El escritor peruano Mario Vargas Llosa sabía desde hace casi cinco años que se iba a morir. Los médicos se lo anunciaron en 2020. Según explica el entorno más cercano del escritor al diario español El País, una de las primeras cosas que hizo el premio Nobel de Literatura tras recibir la noticia fue escribir una carta a sus tres hijos: Álvaro, Morgana y Gonzalo.
Por: El País de Uruguay
En ella, les hablaba de su enfermedad, una enfermedad grave, en su caso sin cura, pero para la que había tratamientos que podían retrasar el desenlace final. La “tribu”, como se llaman los Vargas Llosa a sí mismos, no tardó en responder a la llamada del pater familias. La carta sirvió para que el padre se uniera todavía más a sus hijos y para que todos olvidaran definitivamente las desavenencias familiares que surgieron en 2015, cuando el autor de obras como La ciudad y los perros y Conversación en La Catedral rompió su matrimonio de 50 años con Patricia Llosa para iniciar una relación con Isabel Preysler.
Vargas Llosa, el último de una generación prodigiosa que cambió la literatura latinoamericana y mundial, el último premio Nobel de literatura vivo de América Latina, decidió no hacer pública la noticia de su enfermedad.

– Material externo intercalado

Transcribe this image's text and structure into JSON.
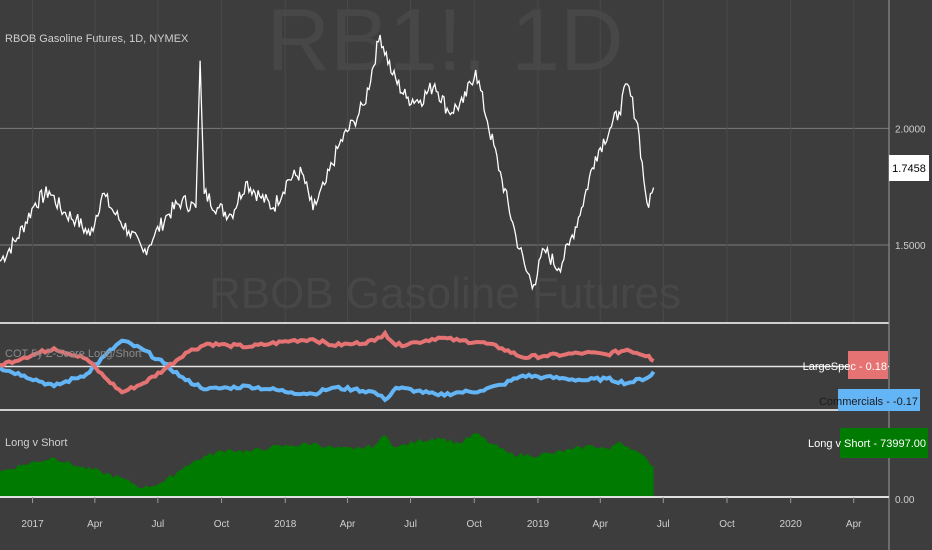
{
  "window": {
    "symbol_title": "RBOB Gasoline Futures, 1D, NYMEX",
    "watermark_symbol": "RB1!, 1D",
    "watermark_name": "RBOB Gasoline Futures"
  },
  "colors": {
    "background": "#3d3d3d",
    "price_line": "#ffffff",
    "grid": "#7a7a7a",
    "separator": "#cfcfcf",
    "large_spec": "#e57373",
    "commercials": "#64b5f6",
    "long_v_short": "#007a00",
    "price_tag_bg": "#ffffff",
    "price_tag_text": "#000000"
  },
  "chart_data": [
    {
      "type": "line",
      "title": "RBOB Gasoline Futures, 1D, NYMEX",
      "series": [
        {
          "values_x_dates": [
            "2016-11-15",
            "2016-12-10",
            "2017-01-05",
            "2017-01-25",
            "2017-02-15",
            "2017-03-05",
            "2017-03-25",
            "2017-04-12",
            "2017-05-01",
            "2017-05-20",
            "2017-06-10",
            "2017-06-26",
            "2017-07-15",
            "2017-08-05",
            "2017-08-25",
            "2017-08-31",
            "2017-09-06",
            "2017-09-25",
            "2017-10-15",
            "2017-11-05",
            "2017-11-25",
            "2017-12-15",
            "2018-01-05",
            "2018-01-25",
            "2018-02-10",
            "2018-03-01",
            "2018-03-20",
            "2018-04-10",
            "2018-04-25",
            "2018-05-18",
            "2018-06-05",
            "2018-06-25",
            "2018-07-15",
            "2018-08-05",
            "2018-08-25",
            "2018-09-15",
            "2018-10-03",
            "2018-10-20",
            "2018-11-10",
            "2018-11-30",
            "2018-12-15",
            "2018-12-26",
            "2019-01-10",
            "2019-01-31",
            "2019-02-15",
            "2019-03-05",
            "2019-03-25",
            "2019-04-15",
            "2019-04-28",
            "2019-05-10",
            "2019-05-25",
            "2019-06-05",
            "2019-06-10",
            "2019-06-17"
          ],
          "values": [
            1.43,
            1.53,
            1.68,
            1.73,
            1.64,
            1.61,
            1.54,
            1.72,
            1.63,
            1.56,
            1.47,
            1.54,
            1.63,
            1.69,
            1.66,
            2.29,
            1.72,
            1.66,
            1.63,
            1.77,
            1.71,
            1.66,
            1.78,
            1.81,
            1.65,
            1.77,
            1.93,
            2.03,
            2.1,
            2.4,
            2.23,
            2.13,
            2.12,
            2.19,
            2.07,
            2.11,
            2.25,
            2.03,
            1.78,
            1.54,
            1.39,
            1.33,
            1.48,
            1.4,
            1.5,
            1.66,
            1.88,
            2.0,
            2.07,
            2.19,
            2.02,
            1.73,
            1.66,
            1.7458
          ]
        }
      ],
      "y_ticks": [
        "2.0000",
        "1.5000"
      ],
      "ylim": [
        1.17,
        2.55
      ],
      "last_value_label": "1.7458",
      "grid": true
    },
    {
      "type": "line",
      "title": "COT 5y Z-Score Long/Short",
      "x_dates": [
        "2016-11-15",
        "2016-12-20",
        "2017-02-01",
        "2017-03-20",
        "2017-04-15",
        "2017-05-10",
        "2017-06-10",
        "2017-07-10",
        "2017-08-10",
        "2017-09-10",
        "2017-10-10",
        "2017-11-10",
        "2017-12-10",
        "2018-01-10",
        "2018-02-10",
        "2018-03-10",
        "2018-04-10",
        "2018-05-10",
        "2018-05-25",
        "2018-06-10",
        "2018-07-10",
        "2018-08-10",
        "2018-09-10",
        "2018-10-10",
        "2018-11-10",
        "2018-12-10",
        "2019-01-10",
        "2019-02-10",
        "2019-03-10",
        "2019-04-10",
        "2019-05-10",
        "2019-06-10",
        "2019-06-17"
      ],
      "series": [
        {
          "name": "LargeSpec",
          "values": [
            0.05,
            0.3,
            0.6,
            0.25,
            -0.35,
            -0.85,
            -0.55,
            -0.1,
            0.45,
            0.75,
            0.7,
            0.65,
            0.75,
            0.85,
            0.9,
            0.7,
            0.75,
            0.85,
            1.1,
            0.7,
            0.8,
            0.95,
            0.85,
            0.8,
            0.6,
            0.3,
            0.35,
            0.4,
            0.45,
            0.4,
            0.55,
            0.35,
            0.18
          ]
        },
        {
          "name": "Commercials",
          "values": [
            -0.05,
            -0.3,
            -0.65,
            -0.25,
            0.35,
            0.85,
            0.55,
            0.1,
            -0.45,
            -0.75,
            -0.7,
            -0.65,
            -0.75,
            -0.85,
            -0.9,
            -0.7,
            -0.75,
            -0.85,
            -1.1,
            -0.7,
            -0.8,
            -0.95,
            -0.85,
            -0.8,
            -0.6,
            -0.3,
            -0.35,
            -0.4,
            -0.45,
            -0.4,
            -0.55,
            -0.35,
            -0.17
          ]
        }
      ],
      "ylim": [
        -1.4,
        1.4
      ],
      "last_value_labels": [
        "LargeSpec - 0.18",
        "Commercials - -0.17"
      ]
    },
    {
      "type": "area",
      "title": "Long v Short",
      "x_dates": [
        "2016-11-15",
        "2016-12-20",
        "2017-02-01",
        "2017-03-10",
        "2017-04-10",
        "2017-05-15",
        "2017-06-10",
        "2017-07-10",
        "2017-08-10",
        "2017-09-10",
        "2017-10-10",
        "2017-11-10",
        "2017-12-10",
        "2018-01-10",
        "2018-02-10",
        "2018-03-10",
        "2018-04-10",
        "2018-05-10",
        "2018-05-25",
        "2018-06-10",
        "2018-07-10",
        "2018-08-10",
        "2018-09-10",
        "2018-10-03",
        "2018-10-25",
        "2018-11-20",
        "2018-12-20",
        "2019-01-20",
        "2019-02-20",
        "2019-03-20",
        "2019-04-15",
        "2019-04-28",
        "2019-05-20",
        "2019-06-17"
      ],
      "series": [
        {
          "name": "Long v Short",
          "values": [
            60000,
            78000,
            95000,
            72000,
            60000,
            40000,
            20000,
            35000,
            75000,
            100000,
            115000,
            110000,
            120000,
            125000,
            130000,
            120000,
            115000,
            125000,
            150000,
            120000,
            135000,
            145000,
            130000,
            155000,
            130000,
            105000,
            100000,
            105000,
            115000,
            125000,
            115000,
            135000,
            115000,
            73997
          ]
        }
      ],
      "y_ticks": [
        "0.00"
      ],
      "ylim": [
        0,
        210000
      ],
      "last_value_label": "Long v Short - 73997.00"
    }
  ],
  "x_axis": {
    "ticks": [
      {
        "label": "2017",
        "date": "2017-01-01"
      },
      {
        "label": "Apr",
        "date": "2017-04-01"
      },
      {
        "label": "Jul",
        "date": "2017-07-01"
      },
      {
        "label": "Oct",
        "date": "2017-10-01"
      },
      {
        "label": "2018",
        "date": "2018-01-01"
      },
      {
        "label": "Apr",
        "date": "2018-04-01"
      },
      {
        "label": "Jul",
        "date": "2018-07-01"
      },
      {
        "label": "Oct",
        "date": "2018-10-01"
      },
      {
        "label": "2019",
        "date": "2019-01-01"
      },
      {
        "label": "Apr",
        "date": "2019-04-01"
      },
      {
        "label": "Jul",
        "date": "2019-07-01"
      },
      {
        "label": "Oct",
        "date": "2019-10-01"
      },
      {
        "label": "2020",
        "date": "2020-01-01"
      },
      {
        "label": "Apr",
        "date": "2020-04-01"
      }
    ],
    "range": [
      "2016-11-15",
      "2020-05-22"
    ]
  }
}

No quería hablar de eso, al menos no directamente. En 2019, un año antes de recibir su diagnóstico, reflexionó sobre la vejez y la muerte con la BBC, en el marco de un evento sobre el tema organizado por la Fundación Nobel en Madrid. “La muerte a mí no me angustia”, reconoció. “Hombre, la vida tiene eso de maravilloso: si viviéramos para siempre sería enormemente aburrida, mecánica. Si fuéramos eternos sería algo espantoso. Creo que la vida es tan maravillosa precisamente porque tiene un fin. Me gustaría que la muerte me hallara escribiendo, como un accidente, que venga a interrumpir como algo accidental una vida que está en plena efervescencia. Ese sería mi ideal”.
En esos momentos su vida estaba en “plena efervescencia”. A sus 83 años, estaba viviendo un romance casi adolescente con Isabel Preysler —en sus propias palabras, “una gran pasión”— y estaba a punto de publicar su decimonovena novela, Tiempos recios. Tras recibir la noticia de su enfermedad, siguió realizando una hora diaria de ejercicio y continuó escribiendo los siete días de la semana. Hablaba de una “inercia doméstica” que empezaba con una tabla de gimnasia, unas horas dedicado a escribir hasta el mediodía, tarde de lectura, otra vez ejercicio físico y cena.